Altera has announced its next-generation 28 nm Stratix V FPGA family, said to be the industry’s highest bandwidth FPGA. Offering up to 1,6 Tbps of serial switching capability, the FPGAs leverage a myriad of new to reduce the cost and power of high-bandwidth applications.
The Stratix V family provides up to 1,1 million logic elements (LEs), 53 Mbits embedded memory, 3680 18x18 multipliers and integrated transceivers operating up to 28 Gbps. The devices also incorporate a high level of application-targeted hard intellectual property (IP) for increased system integration and performance without the cost and power penalty. The family includes four variants that address a broad range of applications in the wireless/wireline communications, military, broadcast, computer and storage, test and medical markets. These variants include:
* Stratix V GT, with integrated 28 Gbps transceivers targeting 100G systems and beyond.
* Stratix V GX, which supports a wide range of applications with 600 Mbps to 12,5 Gbps transceivers.

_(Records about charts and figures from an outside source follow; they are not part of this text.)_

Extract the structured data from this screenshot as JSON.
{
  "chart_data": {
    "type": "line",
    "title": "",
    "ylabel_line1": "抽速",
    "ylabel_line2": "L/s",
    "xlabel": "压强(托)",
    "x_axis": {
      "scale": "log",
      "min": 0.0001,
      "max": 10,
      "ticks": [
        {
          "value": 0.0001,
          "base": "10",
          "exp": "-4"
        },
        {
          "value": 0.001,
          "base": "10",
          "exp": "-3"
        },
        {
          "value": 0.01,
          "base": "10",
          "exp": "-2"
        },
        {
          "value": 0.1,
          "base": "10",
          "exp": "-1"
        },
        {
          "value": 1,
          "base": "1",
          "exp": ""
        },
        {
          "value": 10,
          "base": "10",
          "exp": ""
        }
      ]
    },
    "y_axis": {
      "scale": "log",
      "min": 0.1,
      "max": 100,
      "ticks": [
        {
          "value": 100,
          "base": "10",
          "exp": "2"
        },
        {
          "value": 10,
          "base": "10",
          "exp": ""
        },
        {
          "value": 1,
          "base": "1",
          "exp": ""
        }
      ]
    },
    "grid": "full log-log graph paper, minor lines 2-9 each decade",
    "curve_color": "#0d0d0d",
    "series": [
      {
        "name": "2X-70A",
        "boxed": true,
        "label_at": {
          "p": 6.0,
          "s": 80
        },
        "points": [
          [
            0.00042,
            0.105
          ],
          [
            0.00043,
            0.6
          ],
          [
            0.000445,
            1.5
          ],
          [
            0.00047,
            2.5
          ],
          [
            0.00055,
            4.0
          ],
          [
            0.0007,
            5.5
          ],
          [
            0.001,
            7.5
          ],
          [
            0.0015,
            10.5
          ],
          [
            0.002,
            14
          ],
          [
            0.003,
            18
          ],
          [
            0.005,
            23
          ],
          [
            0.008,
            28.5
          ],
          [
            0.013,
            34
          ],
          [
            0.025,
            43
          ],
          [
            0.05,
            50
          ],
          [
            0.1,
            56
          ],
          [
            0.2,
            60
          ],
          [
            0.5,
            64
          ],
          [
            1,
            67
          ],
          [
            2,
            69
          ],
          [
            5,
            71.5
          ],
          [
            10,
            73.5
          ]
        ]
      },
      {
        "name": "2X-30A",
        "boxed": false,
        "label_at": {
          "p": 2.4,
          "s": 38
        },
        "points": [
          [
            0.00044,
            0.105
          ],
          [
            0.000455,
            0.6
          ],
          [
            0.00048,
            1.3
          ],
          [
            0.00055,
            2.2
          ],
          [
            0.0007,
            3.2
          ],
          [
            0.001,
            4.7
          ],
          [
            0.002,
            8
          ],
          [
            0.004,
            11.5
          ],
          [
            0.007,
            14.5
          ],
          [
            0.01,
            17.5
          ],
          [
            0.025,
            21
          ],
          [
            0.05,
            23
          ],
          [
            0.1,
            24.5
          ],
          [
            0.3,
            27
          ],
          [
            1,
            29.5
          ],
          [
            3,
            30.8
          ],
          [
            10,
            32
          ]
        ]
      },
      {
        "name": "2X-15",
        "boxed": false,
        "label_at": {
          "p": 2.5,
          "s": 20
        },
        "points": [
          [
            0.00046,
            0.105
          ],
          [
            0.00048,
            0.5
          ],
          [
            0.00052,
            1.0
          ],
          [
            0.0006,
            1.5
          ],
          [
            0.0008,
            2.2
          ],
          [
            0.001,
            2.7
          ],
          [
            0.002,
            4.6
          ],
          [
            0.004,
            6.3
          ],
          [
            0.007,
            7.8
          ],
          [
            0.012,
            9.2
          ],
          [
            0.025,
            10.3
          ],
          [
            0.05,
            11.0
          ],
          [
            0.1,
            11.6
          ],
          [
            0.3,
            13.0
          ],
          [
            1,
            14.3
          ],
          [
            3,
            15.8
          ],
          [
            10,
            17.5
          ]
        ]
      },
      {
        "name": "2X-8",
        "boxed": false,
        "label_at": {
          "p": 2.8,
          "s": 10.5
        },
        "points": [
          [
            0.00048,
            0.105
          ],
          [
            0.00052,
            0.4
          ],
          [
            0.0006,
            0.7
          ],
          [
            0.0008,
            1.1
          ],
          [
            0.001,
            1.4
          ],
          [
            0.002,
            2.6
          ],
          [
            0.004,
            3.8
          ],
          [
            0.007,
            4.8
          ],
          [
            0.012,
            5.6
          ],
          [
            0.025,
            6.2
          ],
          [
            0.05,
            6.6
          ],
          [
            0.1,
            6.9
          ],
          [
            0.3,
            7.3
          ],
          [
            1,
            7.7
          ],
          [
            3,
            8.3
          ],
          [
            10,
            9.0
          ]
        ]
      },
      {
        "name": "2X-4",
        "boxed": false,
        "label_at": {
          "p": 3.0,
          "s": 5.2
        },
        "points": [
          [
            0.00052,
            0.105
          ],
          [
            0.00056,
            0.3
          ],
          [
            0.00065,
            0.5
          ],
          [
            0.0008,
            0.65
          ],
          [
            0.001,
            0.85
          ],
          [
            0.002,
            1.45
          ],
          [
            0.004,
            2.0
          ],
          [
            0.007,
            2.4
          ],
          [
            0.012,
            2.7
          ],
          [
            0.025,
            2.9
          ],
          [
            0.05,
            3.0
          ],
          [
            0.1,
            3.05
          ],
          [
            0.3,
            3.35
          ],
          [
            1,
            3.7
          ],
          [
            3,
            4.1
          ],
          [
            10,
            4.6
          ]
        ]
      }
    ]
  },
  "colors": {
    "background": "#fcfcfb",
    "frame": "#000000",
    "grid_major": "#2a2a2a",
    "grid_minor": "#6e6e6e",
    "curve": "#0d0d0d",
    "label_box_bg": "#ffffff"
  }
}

* Stratix V GS, optimised for high-performance digital signal processing (DSP) applications with 600 Mbps to 12,5 Gbps transceivers.
* Stratix V E, for ASIC prototyping, emulation or high-performance computing applications.
Stratix V GX and Stratix V GS FPGAs feature up to 66 high-performance, low-power transceivers operating up to 12,5 Gbps. Stratix V FPGAs support and meet compliance for a multitude of 3G, 6G and 10G protocols and electrical standards such as 10G/40G/100G, Interlaken and PCI Express (PCIe) Gen3, Gen2, Gen1. The devices also provide direct interoperability to 10G backplanes (10GBASE-KR) and optical modules. Stratix V GT FPGA’s 28 Gbps transceivers are designed to meet the CEI-28G specification; these 28 Gbps transceivers consume only 200 mW per channel. In addition to transceiver bandwidth, Stratix V FPGAs include a 7 x 72-bit 1600 Mbps DDR3 memory interface and LVDS channels capable of operating at 1,6 Gbps on ubiquitous I/Os.
Altera made several enhancements to the Stratix V FPGA’s core architecture to increase area and logic efficiency and system performance. A new adaptive logic module (ALM) architecture adds up to 800K additional registers in the largest device to maximise logic efficiency. The ALM architecture is optimised for heavily pipelined and register-rich designs. An enhanced embedded memory structure featuring M20K blocks offers improved area efficiency and higher performance. A variable-precision DSP block provides high efficiency and performance across multiple-precision DSP data paths, while user friendly partial reconfiguration allows designers to reconfigure part of the FPGA while other sections remain running.
Hard IP integration in the device include PCIe Gen3, Gen2, Gen1, 40G/100G Ethernet, CPRI/OBSAI, Interlaken, Serial RapidIO (SRIO) 2.0 and 10 Gigabit Ethernet (GbE) 10GBASE-R. Memory interfaces with hardened read/write paths include DDR3, RLDRAM II and QDR II+.
As announced earlier this year, Stratix V FPGAs feature the company’s embedded HardCopy blocks. This unique methodology gives Altera the ability to quickly change hardened functions within the FPGA, enabling the development of application-targeted device variants in three to six months. Embedded HardCopy blocks provide customers the equivalent of 700K additional LEs with 65% lower power compared to a soft logic implementation.